Typescript Private Class Properties

Typescript supports private properties for classes

Access control in Typescript classes

Many programming languages define its classes’ properties as private by default. To make them accessible from outside the instance, you typically have to mark the relevant properties with the keyword “public”.

The same keyword is also available in Typescript classes, but doesn’t have much of an impact, as properties in Typescript classes are public by default. This constraint is inherited from Javascript, which doesn’t support private properties in classes. Well, until recently.

Private fields in Javascript?

Yes and no. Currently, a working draft for a spec that defines private properties in Javascript classes is in stage 3, which indicates a final definition is plausible, but not yet sure.

The proposed changes in the spec are really simple and only modify the syntax slightly. To mark a property as private, simply prefix it with a hashtag. That’s it!

class User {
  // A prop marked as private.
  #id;
  age;
  
  constructor(age){
    this.age = age;
    // Valid assignment, as we're 
    // within the class.
    this.#id = Math.floor(Math.random() * 1000);
  }
}

// ... Later in the code ...

const user = new User(42);
// Error! Won't work as it's private.
user.#id = 123;

Private fields in Typescript!

The very same syntax applies for private properties in Typescript. Since version 3.8, you can use this feature to better control access to properties and functions for instances as well as static fields. The syntax is the same as in the Javascript example.

One moment please, private static fields?

Yes, you’ve read right: static variables as well as functions can be private as well, which means they can only be called inside of the class’ members. This feature was added with Typescript version 4.3, together with further changes under the hood. According to the documentation for version 4.3, private class members are now truly private at runtime, which indicates this feature has fully matured.

Please note that Typescript supports two different variants of "private" for classes.
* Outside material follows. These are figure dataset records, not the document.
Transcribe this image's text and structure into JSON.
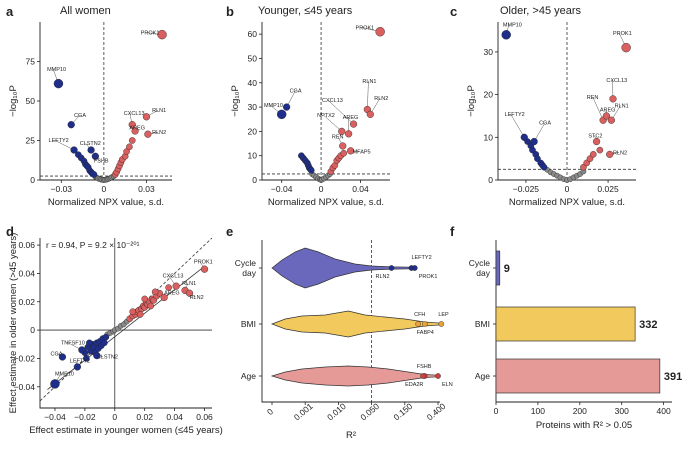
{
  "colors": {
    "blue": "#1f2e8a",
    "red": "#d9605f",
    "grey": "#8a8a8a",
    "violin_cycle": "#6a68bd",
    "violin_bmi": "#f2c95c",
    "violin_age": "#e59a98",
    "dot_orange": "#e8a33a",
    "dot_red": "#c94440"
  },
  "chart_data": [
    {
      "id": "a",
      "type": "scatter",
      "panel_letter": "a",
      "title": "All women",
      "xlabel": "Normalized NPX value, s.d.",
      "ylabel": "−log₁₀P",
      "xlim": [
        -0.045,
        0.048
      ],
      "ylim": [
        0,
        100
      ],
      "xticks": [
        -0.03,
        0,
        0.03
      ],
      "xtick_labels": [
        "−0.03",
        "0",
        "0.03"
      ],
      "yticks": [
        0,
        25,
        50,
        75
      ],
      "ref_y": 2.5,
      "labeled_points": [
        {
          "label": "PROK1",
          "x": 0.041,
          "y": 92,
          "color": "red",
          "lx": 0.026,
          "ly": 92
        },
        {
          "label": "MMP10",
          "x": -0.032,
          "y": 61,
          "color": "blue",
          "lx": -0.04,
          "ly": 69
        },
        {
          "label": "CGA",
          "x": -0.023,
          "y": 35,
          "color": "blue",
          "lx": -0.021,
          "ly": 40
        },
        {
          "label": "CXCL13",
          "x": 0.02,
          "y": 35,
          "color": "red",
          "lx": 0.014,
          "ly": 41
        },
        {
          "label": "RLN1",
          "x": 0.03,
          "y": 40,
          "color": "red",
          "lx": 0.034,
          "ly": 43
        },
        {
          "label": "AREG",
          "x": 0.022,
          "y": 31,
          "color": "red",
          "lx": 0.018,
          "ly": 32
        },
        {
          "label": "RLN2",
          "x": 0.031,
          "y": 29,
          "color": "red",
          "lx": 0.034,
          "ly": 29
        },
        {
          "label": "LEFTY2",
          "x": -0.021,
          "y": 19,
          "color": "blue",
          "lx": -0.039,
          "ly": 24
        },
        {
          "label": "CLSTN2",
          "x": -0.009,
          "y": 19,
          "color": "blue",
          "lx": -0.017,
          "ly": 22
        },
        {
          "label": "FSHB",
          "x": -0.006,
          "y": 15,
          "color": "blue",
          "lx": -0.007,
          "ly": 11
        }
      ],
      "points_blue": [
        [
          -0.018,
          16
        ],
        [
          -0.016,
          14
        ],
        [
          -0.014,
          12
        ],
        [
          -0.013,
          10
        ],
        [
          -0.012,
          9
        ],
        [
          -0.011,
          8
        ],
        [
          -0.01,
          6
        ],
        [
          -0.009,
          5
        ],
        [
          -0.008,
          4
        ],
        [
          -0.007,
          3.5
        ]
      ],
      "points_red": [
        [
          0.008,
          3.5
        ],
        [
          0.009,
          5
        ],
        [
          0.01,
          7
        ],
        [
          0.011,
          9
        ],
        [
          0.012,
          11
        ],
        [
          0.013,
          13
        ],
        [
          0.015,
          15
        ],
        [
          0.016,
          18
        ],
        [
          0.018,
          21
        ],
        [
          0.02,
          25
        ]
      ],
      "points_grey": [
        [
          -0.006,
          2
        ],
        [
          -0.005,
          1.5
        ],
        [
          -0.004,
          1
        ],
        [
          -0.003,
          0.6
        ],
        [
          -0.002,
          0.3
        ],
        [
          -0.001,
          0.1
        ],
        [
          0,
          0
        ],
        [
          0.001,
          0.1
        ],
        [
          0.002,
          0.3
        ],
        [
          0.003,
          0.6
        ],
        [
          0.004,
          1
        ],
        [
          0.005,
          1.5
        ],
        [
          0.006,
          2
        ],
        [
          0.007,
          2.4
        ]
      ]
    },
    {
      "id": "b",
      "type": "scatter",
      "panel_letter": "b",
      "title": "Younger, ≤45 years",
      "xlabel": "Normalized NPX value, s.d.",
      "ylabel": "−log₁₀P",
      "xlim": [
        -0.06,
        0.07
      ],
      "ylim": [
        0,
        65
      ],
      "xticks": [
        -0.04,
        0,
        0.04
      ],
      "xtick_labels": [
        "−0.04",
        "0",
        "0.04"
      ],
      "yticks": [
        0,
        10,
        20,
        30,
        40,
        50,
        60
      ],
      "ref_y": 2.5,
      "labeled_points": [
        {
          "label": "PROK1",
          "x": 0.06,
          "y": 61,
          "color": "red",
          "lx": 0.035,
          "ly": 62
        },
        {
          "label": "MMP10",
          "x": -0.04,
          "y": 27,
          "color": "blue",
          "lx": -0.058,
          "ly": 30
        },
        {
          "label": "CGA",
          "x": -0.035,
          "y": 30,
          "color": "blue",
          "lx": -0.032,
          "ly": 36
        },
        {
          "label": "RLN1",
          "x": 0.047,
          "y": 29,
          "color": "red",
          "lx": 0.042,
          "ly": 40
        },
        {
          "label": "RLN2",
          "x": 0.05,
          "y": 27,
          "color": "red",
          "lx": 0.054,
          "ly": 33
        },
        {
          "label": "CXCL13",
          "x": 0.033,
          "y": 23,
          "color": "red",
          "lx": 0.001,
          "ly": 32
        },
        {
          "label": "NPTX2",
          "x": 0.021,
          "y": 20,
          "color": "red",
          "lx": -0.004,
          "ly": 26
        },
        {
          "label": "AREG",
          "x": 0.028,
          "y": 19,
          "color": "red",
          "lx": 0.022,
          "ly": 25
        },
        {
          "label": "REN",
          "x": 0.022,
          "y": 14,
          "color": "red",
          "lx": 0.011,
          "ly": 17
        },
        {
          "label": "MFAP5",
          "x": 0.03,
          "y": 12,
          "color": "red",
          "lx": 0.032,
          "ly": 11
        }
      ],
      "points_blue": [
        [
          -0.02,
          10
        ],
        [
          -0.018,
          9
        ],
        [
          -0.016,
          8
        ],
        [
          -0.014,
          7
        ],
        [
          -0.013,
          6
        ],
        [
          -0.012,
          5
        ],
        [
          -0.011,
          4.5
        ],
        [
          -0.01,
          4
        ]
      ],
      "points_red": [
        [
          0.01,
          3.5
        ],
        [
          0.012,
          5
        ],
        [
          0.014,
          6
        ],
        [
          0.016,
          8
        ],
        [
          0.018,
          9
        ],
        [
          0.02,
          10
        ],
        [
          0.023,
          11
        ]
      ],
      "points_grey": [
        [
          -0.009,
          2.4
        ],
        [
          -0.007,
          1.8
        ],
        [
          -0.005,
          1.2
        ],
        [
          -0.003,
          0.6
        ],
        [
          -0.001,
          0.2
        ],
        [
          0,
          0
        ],
        [
          0.001,
          0.2
        ],
        [
          0.003,
          0.6
        ],
        [
          0.005,
          1.2
        ],
        [
          0.007,
          1.8
        ],
        [
          0.009,
          2.4
        ]
      ]
    },
    {
      "id": "c",
      "type": "scatter",
      "panel_letter": "c",
      "title": "Older, >45 years",
      "xlabel": "Normalized NPX value, s.d.",
      "ylabel": "−log₁₀P",
      "xlim": [
        -0.042,
        0.042
      ],
      "ylim": [
        0,
        37
      ],
      "xticks": [
        -0.025,
        0,
        0.025
      ],
      "xtick_labels": [
        "−0.025",
        "0",
        "0.025"
      ],
      "yticks": [
        0,
        10,
        20,
        30
      ],
      "ref_y": 2.5,
      "labeled_points": [
        {
          "label": "MMP10",
          "x": -0.037,
          "y": 34,
          "color": "blue",
          "lx": -0.039,
          "ly": 36
        },
        {
          "label": "PROK1",
          "x": 0.036,
          "y": 31,
          "color": "red",
          "lx": 0.028,
          "ly": 34
        },
        {
          "label": "CXCL13",
          "x": 0.028,
          "y": 19,
          "color": "red",
          "lx": 0.024,
          "ly": 23
        },
        {
          "label": "REN",
          "x": 0.022,
          "y": 14,
          "color": "red",
          "lx": 0.012,
          "ly": 19
        },
        {
          "label": "AREG",
          "x": 0.024,
          "y": 15,
          "color": "red",
          "lx": 0.02,
          "ly": 16
        },
        {
          "label": "RLN1",
          "x": 0.027,
          "y": 14,
          "color": "red",
          "lx": 0.029,
          "ly": 17
        },
        {
          "label": "LEFTY2",
          "x": -0.026,
          "y": 10,
          "color": "blue",
          "lx": -0.038,
          "ly": 15
        },
        {
          "label": "CGA",
          "x": -0.02,
          "y": 9,
          "color": "blue",
          "lx": -0.017,
          "ly": 13
        },
        {
          "label": "STC2",
          "x": 0.018,
          "y": 9,
          "color": "red",
          "lx": 0.013,
          "ly": 10
        },
        {
          "label": "RLN2",
          "x": 0.026,
          "y": 6,
          "color": "red",
          "lx": 0.028,
          "ly": 6
        }
      ],
      "points_blue": [
        [
          -0.024,
          9
        ],
        [
          -0.022,
          8
        ],
        [
          -0.021,
          7
        ],
        [
          -0.019,
          6
        ],
        [
          -0.018,
          5
        ],
        [
          -0.016,
          4
        ],
        [
          -0.015,
          3.5
        ],
        [
          -0.014,
          3
        ]
      ],
      "points_red": [
        [
          0.01,
          3
        ],
        [
          0.012,
          4
        ],
        [
          0.014,
          5
        ],
        [
          0.016,
          6
        ],
        [
          0.02,
          7
        ]
      ],
      "points_grey": [
        [
          -0.012,
          2.4
        ],
        [
          -0.01,
          1.8
        ],
        [
          -0.008,
          1.4
        ],
        [
          -0.006,
          1
        ],
        [
          -0.004,
          0.6
        ],
        [
          -0.002,
          0.2
        ],
        [
          0,
          0
        ],
        [
          0.002,
          0.2
        ],
        [
          0.004,
          0.6
        ],
        [
          0.006,
          1
        ],
        [
          0.008,
          1.4
        ],
        [
          0.01,
          2
        ]
      ]
    },
    {
      "id": "d",
      "type": "scatter",
      "panel_letter": "d",
      "annotation": "r = 0.94, P = 9.2 × 10⁻²⁰¹",
      "xlabel": "Effect estimate in younger women (≤45 years)",
      "ylabel": "Effect estimate in older women (>45 years)",
      "xlim": [
        -0.05,
        0.065
      ],
      "ylim": [
        -0.055,
        0.065
      ],
      "xticks": [
        -0.04,
        -0.02,
        0,
        0.02,
        0.04,
        0.06
      ],
      "xtick_labels": [
        "−0.04",
        "−0.02",
        "0",
        "0.02",
        "0.04",
        "0.06"
      ],
      "yticks": [
        -0.04,
        -0.02,
        0,
        0.02,
        0.04,
        0.06
      ],
      "ytick_labels": [
        "−0.04",
        "−0.02",
        "0",
        "0.02",
        "0.04",
        "0.06"
      ],
      "labeled_points": [
        {
          "label": "PROK1",
          "x": 0.06,
          "y": 0.043,
          "color": "red",
          "lx": 0.053,
          "ly": 0.047
        },
        {
          "label": "CXCL13",
          "x": 0.041,
          "y": 0.031,
          "color": "red",
          "lx": 0.032,
          "ly": 0.037
        },
        {
          "label": "RLN1",
          "x": 0.047,
          "y": 0.028,
          "color": "red",
          "lx": 0.045,
          "ly": 0.032
        },
        {
          "label": "AREG",
          "x": 0.033,
          "y": 0.023,
          "color": "red",
          "lx": 0.033,
          "ly": 0.025
        },
        {
          "label": "RLN2",
          "x": 0.05,
          "y": 0.026,
          "color": "red",
          "lx": 0.05,
          "ly": 0.022
        },
        {
          "label": "TNFSF10",
          "x": -0.022,
          "y": -0.014,
          "color": "blue",
          "lx": -0.036,
          "ly": -0.01
        },
        {
          "label": "CGA",
          "x": -0.035,
          "y": -0.019,
          "color": "blue",
          "lx": -0.043,
          "ly": -0.018
        },
        {
          "label": "LEFTY2",
          "x": -0.025,
          "y": -0.026,
          "color": "blue",
          "lx": -0.03,
          "ly": -0.023
        },
        {
          "label": "CLSTN2",
          "x": -0.012,
          "y": -0.018,
          "color": "blue",
          "lx": -0.012,
          "ly": -0.02
        },
        {
          "label": "MMP10",
          "x": -0.04,
          "y": -0.038,
          "color": "blue",
          "lx": -0.04,
          "ly": -0.032
        }
      ],
      "points_blue": [
        [
          -0.018,
          -0.012
        ],
        [
          -0.016,
          -0.015
        ],
        [
          -0.015,
          -0.01
        ],
        [
          -0.014,
          -0.012
        ],
        [
          -0.013,
          -0.016
        ],
        [
          -0.012,
          -0.009
        ],
        [
          -0.011,
          -0.013
        ],
        [
          -0.01,
          -0.008
        ],
        [
          -0.009,
          -0.011
        ],
        [
          -0.008,
          -0.006
        ],
        [
          -0.02,
          -0.016
        ],
        [
          -0.017,
          -0.009
        ],
        [
          -0.007,
          -0.009
        ],
        [
          -0.006,
          -0.005
        ],
        [
          -0.019,
          -0.02
        ]
      ],
      "points_red": [
        [
          0.01,
          0.008
        ],
        [
          0.012,
          0.01
        ],
        [
          0.014,
          0.011
        ],
        [
          0.015,
          0.013
        ],
        [
          0.016,
          0.014
        ],
        [
          0.018,
          0.015
        ],
        [
          0.019,
          0.017
        ],
        [
          0.02,
          0.016
        ],
        [
          0.021,
          0.019
        ],
        [
          0.022,
          0.018
        ],
        [
          0.023,
          0.02
        ],
        [
          0.025,
          0.022
        ],
        [
          0.026,
          0.021
        ],
        [
          0.028,
          0.024
        ],
        [
          0.03,
          0.026
        ],
        [
          0.012,
          0.013
        ],
        [
          0.017,
          0.011
        ],
        [
          0.02,
          0.022
        ],
        [
          0.024,
          0.017
        ],
        [
          0.027,
          0.027
        ],
        [
          0.036,
          0.03
        ]
      ],
      "points_grey": [
        [
          -0.005,
          -0.003
        ],
        [
          -0.003,
          -0.002
        ],
        [
          -0.001,
          -0.001
        ],
        [
          0,
          0
        ],
        [
          0.002,
          0.001
        ],
        [
          0.004,
          0.003
        ],
        [
          0.006,
          0.004
        ],
        [
          0.008,
          0.006
        ]
      ]
    },
    {
      "id": "e",
      "type": "violin",
      "panel_letter": "e",
      "xlabel": "R²",
      "categories": [
        "Cycle day",
        "BMI",
        "Age"
      ],
      "xticks": [
        "0",
        "0.001",
        "0.010",
        "0.050",
        "0.150",
        "0.400"
      ],
      "ref_x": "0.050",
      "labels": [
        {
          "row": 0,
          "label": "LEFTY2",
          "pos": 4.2
        },
        {
          "row": 0,
          "label": "RLN2",
          "pos": 3.6
        },
        {
          "row": 0,
          "label": "PROK1",
          "pos": 4.3
        },
        {
          "row": 1,
          "label": "CFH",
          "pos": 4.4
        },
        {
          "row": 1,
          "label": "LEP",
          "pos": 5.1
        },
        {
          "row": 1,
          "label": "FABP4",
          "pos": 4.6
        },
        {
          "row": 2,
          "label": "FSHB",
          "pos": 4.6
        },
        {
          "row": 2,
          "label": "EDA2R",
          "pos": 4.55
        },
        {
          "row": 2,
          "label": "ELN",
          "pos": 5.0
        }
      ]
    },
    {
      "id": "f",
      "type": "bar",
      "panel_letter": "f",
      "orientation": "horizontal",
      "categories": [
        "Cycle day",
        "BMI",
        "Age"
      ],
      "values": [
        9,
        332,
        391
      ],
      "xlabel": "Proteins with R² > 0.05",
      "xlim": [
        0,
        420
      ],
      "xticks": [
        0,
        100,
        200,
        300,
        400
      ]
    }
  ]
}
The commonly known one is with the keyword "private", which keeps the marked fields unaccessible even from derived classes.

The other feature, which is the one I'm showing here and which is new, is the usage of so called "private names". They're the same syntax as for Javascript, as their spec was defined by JS originally. In Typescript, they control the access during runtime.

/**
 * A class that uses already known
 * private props.
 */
class CommonUser {
  // Common 'private' prop in TS.
  private id: number;
  age: number;
  
  constructor(age: number){
    this.age = age;
    this.id = Math.floor(Math.random() * 1000);
  }
}

/**
 * Using the new sytanx for private class names.
 */
class SpecialUser {
  #id: number;
  age: number;
  
  constructor(age: number){
    this.age = age;
    // Valid, we're inside the class.
    this.#id = SpecialUser.#generateId();
  }
  
  static #generateId(){
    return Math.floor(Math.random() * 1000);
  }
  
  #stringifyId(){
    return this.#id.toString();
  }
}

// ... Later in the code ...

// Invalid, call is outside of class 'SpecialUser'.
SpecialUser.#generateId();

const user = new SpecialUser(42);
// And that won't work as well.
user.#stringifyId();

Last words for the last chapter

This article isn’t very long but highlights a great feature Typescript offers now as well as a more general benefit of Typescript itself. For Javascript, private properties are still a draft (albeit in a very late stage), but for Typescript they’re already implemented and shipped, which shows the speed at which this language is evolving!